The terms of the agreement between Thomas Cook and the Group no longer seem to be publicly available – Thomas Cook indicated that they are not published on its website. However, I made detailed notes of the contract terms when the deal was announced.
The new business was to be 70% owned by Thomas Cook and 30% by the Group. More significantly, from the fifth year onward the Group has the option to require Thomas Cook to buy it out – and Thomas Cook has the option to require the Group to sell. While the merged business may continue as a joint venture – and both parties stressed the intention of this being a long term arrangement – it is possible that the Group will cease to be involved from 2015.
Thomas Cook declined to be drawn on the question of whether it intends to exercise its option. Its spokeswoman said: “We’re not able to comment on these points.”
However, it should be added that under the terms of the deal – as I noted them down at the time – even if the Group sells its stake to Thomas Cook, the latter continues to have ownership of the Co-operative Travel brand name for a further two years. That, of course, would change if a third party acquires the brand name in the mean time. Thomas Cook said it was unable to comment on the likely timescale for rebranding the remaining Co-op Travel branches as Thomas Cook.

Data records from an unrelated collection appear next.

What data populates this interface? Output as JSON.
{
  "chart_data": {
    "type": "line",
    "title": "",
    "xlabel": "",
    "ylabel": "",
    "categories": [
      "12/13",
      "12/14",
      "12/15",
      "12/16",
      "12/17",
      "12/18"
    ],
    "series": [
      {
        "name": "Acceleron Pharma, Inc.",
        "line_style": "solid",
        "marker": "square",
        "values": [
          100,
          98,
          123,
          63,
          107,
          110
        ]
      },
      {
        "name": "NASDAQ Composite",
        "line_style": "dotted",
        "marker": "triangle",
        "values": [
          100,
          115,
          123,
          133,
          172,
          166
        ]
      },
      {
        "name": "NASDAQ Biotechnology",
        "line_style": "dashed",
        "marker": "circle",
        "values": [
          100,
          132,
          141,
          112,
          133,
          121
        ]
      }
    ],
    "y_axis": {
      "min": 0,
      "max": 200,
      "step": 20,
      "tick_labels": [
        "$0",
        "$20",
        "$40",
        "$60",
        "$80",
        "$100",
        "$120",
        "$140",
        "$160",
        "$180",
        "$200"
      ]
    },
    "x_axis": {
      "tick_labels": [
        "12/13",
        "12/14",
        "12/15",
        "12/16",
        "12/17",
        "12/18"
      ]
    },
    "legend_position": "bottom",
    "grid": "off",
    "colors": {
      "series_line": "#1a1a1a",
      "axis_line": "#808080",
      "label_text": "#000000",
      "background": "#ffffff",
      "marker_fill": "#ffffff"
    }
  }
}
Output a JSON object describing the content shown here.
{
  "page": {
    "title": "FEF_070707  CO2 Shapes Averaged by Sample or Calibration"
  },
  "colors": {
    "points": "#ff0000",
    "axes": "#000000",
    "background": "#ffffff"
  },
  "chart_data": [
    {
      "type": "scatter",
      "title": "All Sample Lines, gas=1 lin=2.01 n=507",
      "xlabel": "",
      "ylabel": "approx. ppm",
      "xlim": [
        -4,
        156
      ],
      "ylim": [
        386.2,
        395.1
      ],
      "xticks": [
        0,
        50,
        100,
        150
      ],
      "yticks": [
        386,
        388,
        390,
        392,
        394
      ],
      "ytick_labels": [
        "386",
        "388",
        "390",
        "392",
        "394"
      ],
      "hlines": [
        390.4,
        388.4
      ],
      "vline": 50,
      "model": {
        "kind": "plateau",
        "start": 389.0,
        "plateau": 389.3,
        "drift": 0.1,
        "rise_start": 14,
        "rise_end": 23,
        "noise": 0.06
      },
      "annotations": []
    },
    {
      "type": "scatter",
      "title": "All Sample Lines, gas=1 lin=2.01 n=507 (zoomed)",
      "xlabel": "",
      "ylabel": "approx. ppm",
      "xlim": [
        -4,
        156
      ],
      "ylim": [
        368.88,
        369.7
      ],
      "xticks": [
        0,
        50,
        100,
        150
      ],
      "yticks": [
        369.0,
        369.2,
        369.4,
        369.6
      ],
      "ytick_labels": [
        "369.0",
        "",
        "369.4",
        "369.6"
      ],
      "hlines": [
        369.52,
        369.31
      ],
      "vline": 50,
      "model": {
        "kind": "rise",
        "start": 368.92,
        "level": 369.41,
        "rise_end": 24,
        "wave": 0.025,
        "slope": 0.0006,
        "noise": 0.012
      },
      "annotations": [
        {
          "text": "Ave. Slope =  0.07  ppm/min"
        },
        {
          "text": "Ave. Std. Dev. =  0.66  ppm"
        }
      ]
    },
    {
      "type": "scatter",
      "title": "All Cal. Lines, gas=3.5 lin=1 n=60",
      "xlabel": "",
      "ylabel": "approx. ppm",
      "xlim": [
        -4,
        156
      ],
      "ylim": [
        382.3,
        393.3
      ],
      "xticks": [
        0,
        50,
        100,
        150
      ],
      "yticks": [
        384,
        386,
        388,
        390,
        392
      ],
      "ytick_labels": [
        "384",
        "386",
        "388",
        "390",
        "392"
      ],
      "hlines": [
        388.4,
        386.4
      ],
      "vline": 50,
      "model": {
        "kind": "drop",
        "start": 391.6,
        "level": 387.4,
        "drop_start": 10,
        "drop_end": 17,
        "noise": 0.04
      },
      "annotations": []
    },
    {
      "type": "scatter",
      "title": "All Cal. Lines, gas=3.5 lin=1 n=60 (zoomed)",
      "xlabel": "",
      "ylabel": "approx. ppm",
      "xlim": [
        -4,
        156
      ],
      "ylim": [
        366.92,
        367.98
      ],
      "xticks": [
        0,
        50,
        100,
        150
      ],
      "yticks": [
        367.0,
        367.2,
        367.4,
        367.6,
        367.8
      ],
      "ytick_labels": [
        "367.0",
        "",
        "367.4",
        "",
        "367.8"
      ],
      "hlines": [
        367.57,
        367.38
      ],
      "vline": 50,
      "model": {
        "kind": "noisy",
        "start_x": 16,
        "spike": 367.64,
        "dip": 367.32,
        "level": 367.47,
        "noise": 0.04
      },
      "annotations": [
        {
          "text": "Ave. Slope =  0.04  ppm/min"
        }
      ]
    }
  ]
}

In financial terms the merger has been a resounding success. A year ago the merged company’s shares were virtually worthless. Now they sell for about £1.60 a share – reflecting the turnaround in the company. After a period of severe losses, the company is making a significant profit. That potentially makes an acquisition by Thomas Cook of the Co-op Group’s stake very expensive – perhaps unaffordably so. Alternatively, it would represent a potential large scale windfall for the Group.
(The agreed sale price is four times annual profit if sold as a ‘put’ by the Group, or five times annual profit, if sold as a ‘pull’ by Thomas Cook. Annual profit is measured by EBITDA, earnings before interest, tax, depreciation and amortisation.)
The turnaround has been more Thomas Cook than Co-op Group. The chairman and chief executive of the merged business came from Thomas Cook, while the chief finance officer came from Co-op Travel. (A new chief executive has since been recruited from outside.) The most significant presence on the board of the combined business was that of the then Group chief executive.
While the Group’s CEO Peter Marks did not initially take his salary as a non-executive director of Thomas Cook, I assume that he now does so. Thomas Cook’s spokeswoman explains: “Peter Marks is still a non-executive director. He was appointed on 1st October 2011 and his director’s remuneration is stated on page 64 of the Thomas Cook Group’s 2012 Annual Report & Accounts as £66,000 base salary fee. We are not able to comment further on his remuneration or whether he will continue in the position.”
Given the concerns over the crisis at the Bank and the comments made to the House of Commons Treasury Select Committee by former Bank chief executive Neville Richardson it will be interesting to see what reaction there is to the Group’s former chief executive still receiving a significant fee for his role as non-executive director of Thomas Cook.